Google was ordered by European Union regulators on Thursday to lift restrictions that limit how rival A.I. companies can reach users of Android smartphones, a sign of increased government scrutiny of the booming business of artificial intelligence.
The decision is a response to fears that Google will leverage the enormous user base of Android, which powers about 60 percent of all smartphones in the European Union, to gain an edge in the growing A.I. market and undercut competitors like OpenAI and Anthropic.
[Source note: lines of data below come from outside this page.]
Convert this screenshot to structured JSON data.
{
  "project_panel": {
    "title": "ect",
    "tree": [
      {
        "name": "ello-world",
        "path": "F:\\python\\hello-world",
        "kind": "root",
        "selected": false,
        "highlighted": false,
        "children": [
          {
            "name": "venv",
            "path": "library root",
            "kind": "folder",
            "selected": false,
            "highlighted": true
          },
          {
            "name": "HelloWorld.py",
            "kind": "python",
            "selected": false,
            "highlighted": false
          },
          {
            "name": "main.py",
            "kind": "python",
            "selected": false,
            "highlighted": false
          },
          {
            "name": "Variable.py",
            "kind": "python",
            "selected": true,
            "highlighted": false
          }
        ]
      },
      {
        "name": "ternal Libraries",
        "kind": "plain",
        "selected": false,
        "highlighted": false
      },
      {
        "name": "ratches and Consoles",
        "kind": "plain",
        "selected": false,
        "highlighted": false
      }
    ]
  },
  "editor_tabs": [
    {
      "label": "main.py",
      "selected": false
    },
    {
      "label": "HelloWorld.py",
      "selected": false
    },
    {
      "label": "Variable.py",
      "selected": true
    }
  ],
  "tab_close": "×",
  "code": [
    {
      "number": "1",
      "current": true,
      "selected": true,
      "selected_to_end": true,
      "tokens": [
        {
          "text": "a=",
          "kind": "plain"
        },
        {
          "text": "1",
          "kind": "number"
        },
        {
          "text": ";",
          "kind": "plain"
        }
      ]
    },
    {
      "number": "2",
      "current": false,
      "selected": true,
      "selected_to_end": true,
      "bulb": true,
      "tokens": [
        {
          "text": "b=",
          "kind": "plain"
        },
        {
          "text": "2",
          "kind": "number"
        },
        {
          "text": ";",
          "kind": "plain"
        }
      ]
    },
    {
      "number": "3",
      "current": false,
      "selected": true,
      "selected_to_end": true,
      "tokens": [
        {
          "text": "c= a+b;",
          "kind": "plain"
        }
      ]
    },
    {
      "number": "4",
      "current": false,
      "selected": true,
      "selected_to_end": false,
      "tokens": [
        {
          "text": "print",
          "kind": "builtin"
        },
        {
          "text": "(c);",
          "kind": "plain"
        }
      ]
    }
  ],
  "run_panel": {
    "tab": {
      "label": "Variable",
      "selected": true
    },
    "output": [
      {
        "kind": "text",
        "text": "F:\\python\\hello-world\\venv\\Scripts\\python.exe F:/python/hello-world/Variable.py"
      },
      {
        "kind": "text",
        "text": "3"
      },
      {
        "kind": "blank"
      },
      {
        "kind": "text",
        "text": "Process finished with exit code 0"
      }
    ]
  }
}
As the daily use of artificial intelligence grows across society, an emerging commercial battleground is how to reach users through their smartphones. A.I. companies believe that the more deeply an A.I. service is integrated into a person’s hand-held device — including email, photos and other apps — the more a chatbot can serve as a personal assistant. Think of asking a chatbot to order a car service, suggest a response to a text message or provide information about a recently visited location.
Google and Apple are seen as having a major advantage because the companies make the world’s most used smartphone software, allowing them to set the rules for app developers trying to reach mobile users.
On Thursday, E.U. regulators said the company would be required to give rival A.I. services “equal footing,” including through voice commands and the ability to delegate actions in apps. The decision is binding and Google is required to carry out the changes by July 2027.
Google was also ordered to begin sharing anonymized search engine data with rivals, including makers of A.I. chatbots, by January 2027, in an attempt to create more competition.
Google did not say if it planned to challenge the decisions in court. The company said European regulators risked creating new security and privacy vulnerabilities because outside developers would get access to sensitive information kept on a person’s smartphone or search history.
“Today’s decisions risk undermining vital privacy and security guardrails for millions of Europeans,” Kent Walker, Google’s general counsel, said in a statement.
The European Union has long been the world’s most aggressive regulator of tech industry business practices and is now expanding its scrutiny into artificial intelligence. Authorities view the technology as the new entry point for people to gain access to digital services and the online world.
An E.U. competition law, the Digital Markets Act, requires large tech companies like Google and Apple to make their products interoperable. That means outside developers should be allowed to offer competing A.I. digital assistants instead of Google’s Gemini and Apple’s Siri.
The competition law is creating friction. In June, Apple said it would withhold the release of new A.I. features for Siri in the European Union because it could not reach an agreement with regulators.
At the same time, A.I. companies are taking steps to develop their own devices to loosen Apple and Google’s grip. Last year, OpenAI hired Apple’s former top designer, Jony Ive, to lead its efforts to develop new A.I.-centric hardware products.
Last week, Apple sued OpenAI, accusing it of stealing company secrets. OpenAI denied the accusations.